Surgeons may treat these types of fracture by replacing the fractured bone with a prosthesis arthroplasty. Alternatively the treatment is to reduce the fracture (manipulate the fragments back into a good position) and fix them in place with metal screws. Common practice is to repair Garden 1 and 2 fractures with screws, and to replace Garden 3 and 4 fractures with arthroplasty, except in young patients in whom screw repair is attempted first, followed by arthroplasty if necessary. This is done in an effort to conserve the natural joint since prosthetic joints ultimately wear out and have to be replaced.

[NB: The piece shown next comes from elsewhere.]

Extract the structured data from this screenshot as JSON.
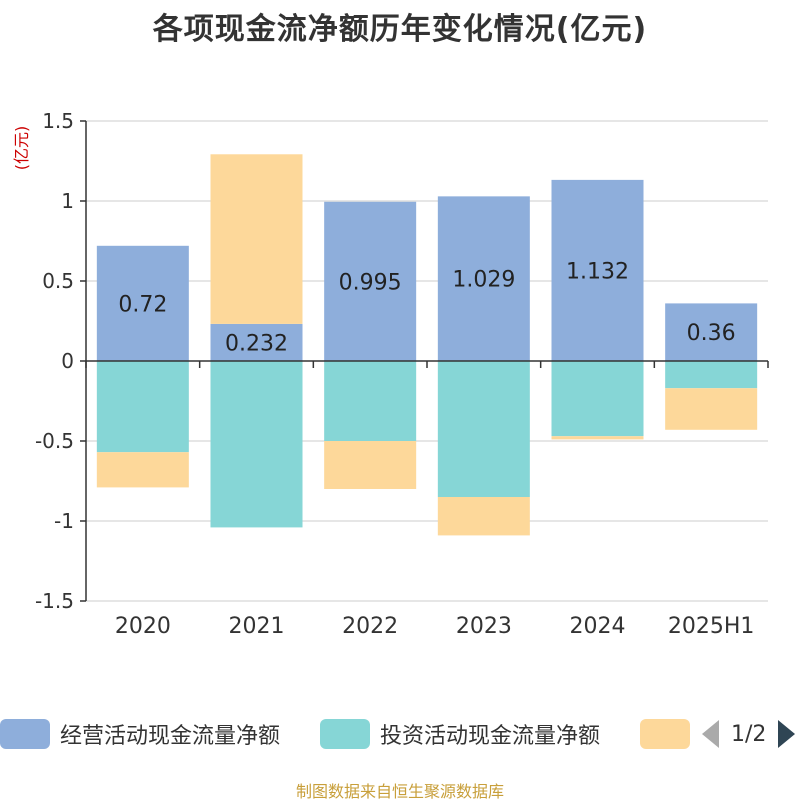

A serious but common complication of a fractured femoral neck is avascular necrosis. The vasculature to the femoral head is easily disturbed during fractures or from swelling inside the joint capsule. This can lead to strangulation of the blood supply to the femoral head and death of the bone and cartilage.

==Robert Symon Garden==
Robert Symon Garden (2 August 1910 – 16 October 1982) was a Scottish orthopaedic surgeon best known for establishing the Garden classification. He was also the father of the Scottish comedian, actor, author, artist and television presenter Graeme Garden. Garden held the professional qualification of FCRS (Fellowship of the Royal Colleges of Surgeons). He was also a member of:
- British Orthopaedic Association
- Société Internationale de Chirurgie Orthopédique et de Traumatologie
- Liverpool Medical Institution (honorary member)

He married Janet Ann McHardy in 1939. The couple had two children: Graeme and Elizabeth.